Keine Kontrollpflicht für Host-Provider

Eine allgemeine, präventive Kontrollpflicht von Host-Providern (darunter beispielsweise auch Internetanbieter oder Betreiber von WLAN-Netzwerken) bezüglich Urheberrechtsverletzungen lehnten die Richter jedoch ab, da eine solche mit § 7 Abs. 2 des Telemediengesetzes kollidiere. Besagte Norm legt fest, dass Dienstanbieter nicht verpflichtet sind, die von ihnen übermittelten oder gespeicherten Informationen zu überwachen oder nach Umständen zu forschen, die auf eine rechtswidrige Tätigkeit hinweisen.

Youtube zu Präventivmaßnahmen verpflichtet

Nach Ansicht der Hamburger Richter stelle Youtube jedoch aufgrund seiner Größe und Popularität lange keinen Host-Provider im klassischen Sinne mehr dar, demnach träfe den Anbieter auch die Pflicht, zumindest in gewissem Maße Präventivmaßnahmen zu ergreifen – allerdings nur, wenn Youtube im Vorfeld auf entsprechende Rechtsverletzungen hingewiesen worden war, sprich: vergleichbare Uploads gelte es ab Kenntniserlangung künftig zu verhindern.

In diesem Zusammenhang „rette“ nach Ansicht des Hamburger OLG der gewaltige Umfang an Inhalten, die tagtäglich auf die Videoplattform hochgeladen werden, und der damit verbundene große Aufwand zur Aufspürung eben solcher diese jedoch nicht vor derartigen Pflichten.

Allerdings, so die Hamburger Richter weiter, seien diese Überwachungsaufgaben auch nicht unendlich weit zu fassen: Beispielsweise im Falle von mehreren zusammengeschnittenen geschützten Inhalten seien die technischen Möglichkeiten zur Auffindung von Rechtsverletzungen unter Umständen zu beschränkt, und Youtube demnach auch nicht zumutbar.

Fazit: Weitreichende Entscheidung ausstehend

Da YouTube gegen die Entscheidung des OLG Hamburg Berufung eingelegt hat, muss sich nun der Bundesgerichtshof mit dem Fall befassen. Der Termin zur mündlichen Verhandlung wurde vom 22.2.2018 auf den 9.5.2018 verlegt.

Die konkrete Festlegung möglicher Kontrollpflichten und obligatorischer Reaktionsmaßnahmen für Youtube im Falle von Urheberrechtsverletzungen stehen bis dahin noch aus – in welchen Punkten sich der BGH dem OLG Hamburg anschließt, bleibt abzuwarten.

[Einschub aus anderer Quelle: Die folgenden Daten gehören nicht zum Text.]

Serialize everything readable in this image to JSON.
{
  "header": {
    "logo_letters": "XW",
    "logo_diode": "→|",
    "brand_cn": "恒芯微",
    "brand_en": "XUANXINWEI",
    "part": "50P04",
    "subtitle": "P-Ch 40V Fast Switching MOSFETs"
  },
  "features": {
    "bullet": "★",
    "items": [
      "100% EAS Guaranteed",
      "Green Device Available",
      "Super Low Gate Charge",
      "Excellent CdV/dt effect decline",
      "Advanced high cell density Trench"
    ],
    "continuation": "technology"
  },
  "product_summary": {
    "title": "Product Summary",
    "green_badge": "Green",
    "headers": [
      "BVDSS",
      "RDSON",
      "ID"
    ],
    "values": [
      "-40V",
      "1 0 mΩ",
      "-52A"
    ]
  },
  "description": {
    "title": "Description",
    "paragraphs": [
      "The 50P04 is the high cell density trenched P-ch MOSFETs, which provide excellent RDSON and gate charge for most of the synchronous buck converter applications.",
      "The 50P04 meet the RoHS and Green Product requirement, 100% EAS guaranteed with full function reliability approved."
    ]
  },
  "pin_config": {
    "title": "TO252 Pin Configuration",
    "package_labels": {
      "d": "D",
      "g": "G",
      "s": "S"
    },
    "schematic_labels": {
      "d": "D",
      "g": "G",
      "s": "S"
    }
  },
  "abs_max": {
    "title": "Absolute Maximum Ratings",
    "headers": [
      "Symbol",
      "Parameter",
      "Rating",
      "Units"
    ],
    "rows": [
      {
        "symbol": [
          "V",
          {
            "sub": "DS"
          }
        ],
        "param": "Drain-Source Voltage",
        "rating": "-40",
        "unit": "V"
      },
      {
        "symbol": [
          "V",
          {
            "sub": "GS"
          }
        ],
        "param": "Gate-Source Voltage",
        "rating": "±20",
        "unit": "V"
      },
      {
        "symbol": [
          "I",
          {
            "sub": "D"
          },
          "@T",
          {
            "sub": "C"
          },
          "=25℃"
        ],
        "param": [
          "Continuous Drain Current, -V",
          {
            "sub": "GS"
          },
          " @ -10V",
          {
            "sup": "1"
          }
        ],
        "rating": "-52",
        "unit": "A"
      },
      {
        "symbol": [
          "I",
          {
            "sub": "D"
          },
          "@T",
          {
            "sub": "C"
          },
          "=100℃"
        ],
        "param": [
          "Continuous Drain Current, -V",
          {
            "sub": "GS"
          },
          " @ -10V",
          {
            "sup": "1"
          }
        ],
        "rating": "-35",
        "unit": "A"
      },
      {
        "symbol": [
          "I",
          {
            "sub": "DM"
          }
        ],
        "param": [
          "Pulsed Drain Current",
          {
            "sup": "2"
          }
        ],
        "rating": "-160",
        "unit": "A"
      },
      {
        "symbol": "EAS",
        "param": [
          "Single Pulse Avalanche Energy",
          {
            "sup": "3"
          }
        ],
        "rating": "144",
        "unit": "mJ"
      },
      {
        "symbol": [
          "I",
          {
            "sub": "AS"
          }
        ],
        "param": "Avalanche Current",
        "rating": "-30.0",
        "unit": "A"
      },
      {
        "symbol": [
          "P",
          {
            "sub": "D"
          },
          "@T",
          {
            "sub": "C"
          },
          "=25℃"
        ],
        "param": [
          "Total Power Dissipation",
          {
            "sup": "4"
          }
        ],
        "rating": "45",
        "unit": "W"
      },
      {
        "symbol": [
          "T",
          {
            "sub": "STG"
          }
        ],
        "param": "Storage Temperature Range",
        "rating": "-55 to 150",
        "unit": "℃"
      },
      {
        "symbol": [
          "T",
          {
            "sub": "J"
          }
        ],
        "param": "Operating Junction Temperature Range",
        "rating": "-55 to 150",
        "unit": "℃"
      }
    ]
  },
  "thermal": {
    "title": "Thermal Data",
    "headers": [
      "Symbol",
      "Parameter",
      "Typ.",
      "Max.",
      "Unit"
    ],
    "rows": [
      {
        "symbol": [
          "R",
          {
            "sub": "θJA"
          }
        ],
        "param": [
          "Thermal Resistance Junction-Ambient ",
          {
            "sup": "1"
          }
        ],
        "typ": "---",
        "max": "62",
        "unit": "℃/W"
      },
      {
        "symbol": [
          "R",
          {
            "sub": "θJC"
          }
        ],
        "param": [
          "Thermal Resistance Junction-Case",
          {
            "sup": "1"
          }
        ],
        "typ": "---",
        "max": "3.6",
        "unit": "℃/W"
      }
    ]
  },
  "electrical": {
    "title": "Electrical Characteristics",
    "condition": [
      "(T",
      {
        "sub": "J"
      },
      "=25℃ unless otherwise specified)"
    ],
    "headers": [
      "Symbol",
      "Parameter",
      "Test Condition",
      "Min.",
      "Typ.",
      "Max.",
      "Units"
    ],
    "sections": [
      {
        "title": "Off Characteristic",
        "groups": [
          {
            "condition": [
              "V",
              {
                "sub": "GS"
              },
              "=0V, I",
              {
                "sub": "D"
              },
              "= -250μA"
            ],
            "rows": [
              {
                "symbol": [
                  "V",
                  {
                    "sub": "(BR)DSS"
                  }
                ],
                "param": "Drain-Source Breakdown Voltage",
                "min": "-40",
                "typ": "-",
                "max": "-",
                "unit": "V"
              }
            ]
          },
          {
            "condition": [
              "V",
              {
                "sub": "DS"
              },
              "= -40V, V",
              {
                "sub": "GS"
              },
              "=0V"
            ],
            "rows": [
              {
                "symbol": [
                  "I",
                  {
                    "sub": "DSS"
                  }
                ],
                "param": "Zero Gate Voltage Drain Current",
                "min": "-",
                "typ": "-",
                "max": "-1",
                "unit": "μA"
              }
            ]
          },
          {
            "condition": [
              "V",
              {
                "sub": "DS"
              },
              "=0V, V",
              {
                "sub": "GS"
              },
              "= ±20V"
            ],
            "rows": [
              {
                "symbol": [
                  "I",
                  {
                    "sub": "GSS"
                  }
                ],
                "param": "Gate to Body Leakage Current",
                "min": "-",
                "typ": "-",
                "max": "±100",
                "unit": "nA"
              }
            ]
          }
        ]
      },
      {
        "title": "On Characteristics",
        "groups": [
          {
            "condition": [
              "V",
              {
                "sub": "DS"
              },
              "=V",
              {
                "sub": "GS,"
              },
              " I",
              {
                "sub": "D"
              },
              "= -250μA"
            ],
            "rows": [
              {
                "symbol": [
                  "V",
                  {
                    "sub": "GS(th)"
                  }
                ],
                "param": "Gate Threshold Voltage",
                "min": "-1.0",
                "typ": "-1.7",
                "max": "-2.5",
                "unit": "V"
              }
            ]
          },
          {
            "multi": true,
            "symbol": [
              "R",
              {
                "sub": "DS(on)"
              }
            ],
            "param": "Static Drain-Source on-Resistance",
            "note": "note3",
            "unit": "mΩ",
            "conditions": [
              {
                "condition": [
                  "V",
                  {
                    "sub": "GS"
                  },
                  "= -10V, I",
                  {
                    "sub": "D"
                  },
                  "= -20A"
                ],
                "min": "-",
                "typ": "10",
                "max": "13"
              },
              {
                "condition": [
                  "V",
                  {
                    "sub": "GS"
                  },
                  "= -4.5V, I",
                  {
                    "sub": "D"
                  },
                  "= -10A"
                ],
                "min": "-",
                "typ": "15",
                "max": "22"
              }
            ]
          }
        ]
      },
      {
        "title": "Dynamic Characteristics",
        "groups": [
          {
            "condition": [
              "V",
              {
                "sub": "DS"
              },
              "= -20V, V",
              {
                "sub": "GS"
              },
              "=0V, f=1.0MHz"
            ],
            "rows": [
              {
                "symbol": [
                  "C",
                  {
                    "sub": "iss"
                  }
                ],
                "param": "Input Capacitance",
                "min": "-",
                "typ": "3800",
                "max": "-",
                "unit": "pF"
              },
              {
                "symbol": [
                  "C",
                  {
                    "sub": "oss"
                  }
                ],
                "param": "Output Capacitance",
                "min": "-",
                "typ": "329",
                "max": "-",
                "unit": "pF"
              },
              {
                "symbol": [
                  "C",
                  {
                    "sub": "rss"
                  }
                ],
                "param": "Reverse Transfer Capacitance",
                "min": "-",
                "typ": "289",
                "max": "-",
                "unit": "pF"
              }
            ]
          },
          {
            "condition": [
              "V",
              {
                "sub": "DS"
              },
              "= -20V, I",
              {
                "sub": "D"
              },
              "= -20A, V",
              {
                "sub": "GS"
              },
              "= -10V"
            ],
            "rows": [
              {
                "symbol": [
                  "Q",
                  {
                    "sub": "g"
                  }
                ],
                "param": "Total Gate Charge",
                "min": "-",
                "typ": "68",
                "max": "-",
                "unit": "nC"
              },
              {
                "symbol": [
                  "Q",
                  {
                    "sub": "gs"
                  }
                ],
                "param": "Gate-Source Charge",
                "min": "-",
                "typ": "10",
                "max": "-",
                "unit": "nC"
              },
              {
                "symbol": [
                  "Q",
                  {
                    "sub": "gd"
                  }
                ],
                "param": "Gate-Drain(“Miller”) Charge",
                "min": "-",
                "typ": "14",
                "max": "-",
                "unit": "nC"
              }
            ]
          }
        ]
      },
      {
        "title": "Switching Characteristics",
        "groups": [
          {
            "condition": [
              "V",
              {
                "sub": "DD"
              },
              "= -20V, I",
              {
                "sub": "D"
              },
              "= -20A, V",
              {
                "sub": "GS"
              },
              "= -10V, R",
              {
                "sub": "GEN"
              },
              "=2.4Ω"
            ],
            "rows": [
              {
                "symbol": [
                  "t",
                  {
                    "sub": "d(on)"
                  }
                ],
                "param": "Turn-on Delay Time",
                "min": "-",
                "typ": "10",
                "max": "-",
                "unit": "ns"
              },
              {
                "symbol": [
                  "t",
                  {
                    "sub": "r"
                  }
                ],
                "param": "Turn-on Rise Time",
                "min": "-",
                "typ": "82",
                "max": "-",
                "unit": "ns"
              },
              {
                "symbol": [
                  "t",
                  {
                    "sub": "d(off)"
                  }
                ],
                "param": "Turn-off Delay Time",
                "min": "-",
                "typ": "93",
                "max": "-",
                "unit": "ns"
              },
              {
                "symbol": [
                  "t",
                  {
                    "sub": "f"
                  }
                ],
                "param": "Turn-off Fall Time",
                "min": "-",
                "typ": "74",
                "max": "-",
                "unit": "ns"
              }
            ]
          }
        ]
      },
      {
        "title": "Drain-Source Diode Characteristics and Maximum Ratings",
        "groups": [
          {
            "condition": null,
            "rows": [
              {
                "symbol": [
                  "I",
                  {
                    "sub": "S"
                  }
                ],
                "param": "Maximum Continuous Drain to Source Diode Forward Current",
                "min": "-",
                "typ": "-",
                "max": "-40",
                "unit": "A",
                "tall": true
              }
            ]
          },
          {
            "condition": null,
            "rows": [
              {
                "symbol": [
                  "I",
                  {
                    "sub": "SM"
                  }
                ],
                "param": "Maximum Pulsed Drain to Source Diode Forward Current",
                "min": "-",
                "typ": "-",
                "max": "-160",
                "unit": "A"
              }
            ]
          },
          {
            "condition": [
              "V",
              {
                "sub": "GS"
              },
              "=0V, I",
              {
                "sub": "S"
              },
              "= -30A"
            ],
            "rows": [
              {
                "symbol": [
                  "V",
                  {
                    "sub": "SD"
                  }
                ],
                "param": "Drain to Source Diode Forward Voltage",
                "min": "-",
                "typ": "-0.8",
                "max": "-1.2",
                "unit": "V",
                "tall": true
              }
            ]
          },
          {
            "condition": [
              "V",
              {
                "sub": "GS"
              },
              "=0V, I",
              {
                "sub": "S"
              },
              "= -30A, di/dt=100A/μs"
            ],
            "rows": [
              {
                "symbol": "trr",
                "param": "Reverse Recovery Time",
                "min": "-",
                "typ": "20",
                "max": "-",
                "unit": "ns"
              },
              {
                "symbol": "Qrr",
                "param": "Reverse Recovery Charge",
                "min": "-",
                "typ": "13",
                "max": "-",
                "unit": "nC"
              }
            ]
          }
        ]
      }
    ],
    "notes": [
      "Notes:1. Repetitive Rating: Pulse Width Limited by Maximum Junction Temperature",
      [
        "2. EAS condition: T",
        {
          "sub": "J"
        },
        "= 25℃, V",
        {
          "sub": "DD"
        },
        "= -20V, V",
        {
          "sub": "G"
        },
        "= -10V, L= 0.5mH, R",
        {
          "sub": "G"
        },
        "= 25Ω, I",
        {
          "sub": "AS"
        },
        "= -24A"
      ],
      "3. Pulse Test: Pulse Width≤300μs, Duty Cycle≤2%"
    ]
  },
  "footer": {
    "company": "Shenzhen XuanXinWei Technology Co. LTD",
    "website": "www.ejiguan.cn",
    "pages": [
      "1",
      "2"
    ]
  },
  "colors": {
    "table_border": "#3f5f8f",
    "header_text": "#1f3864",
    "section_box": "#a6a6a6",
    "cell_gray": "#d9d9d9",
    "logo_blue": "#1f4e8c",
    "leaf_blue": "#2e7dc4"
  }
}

Eine Haftung als Störer wird der BGH mit Sicherheit annehmen, fraglich ist nur, in welchem Maße Youtube Kontrollpflichten auferlegt werden – je nach Intensität des technischen Aufwandes und Schwere der Rechtsverletzung besteht hier großer Klärungsbedarf in vielen Einzelfällen. Die Entscheidung dürfte jedoch definitiv hohe Brisanz angesichts der Fülle von Rechteinhabern an Inhalten und der Masse an Besuchern auf Youtube entfalten.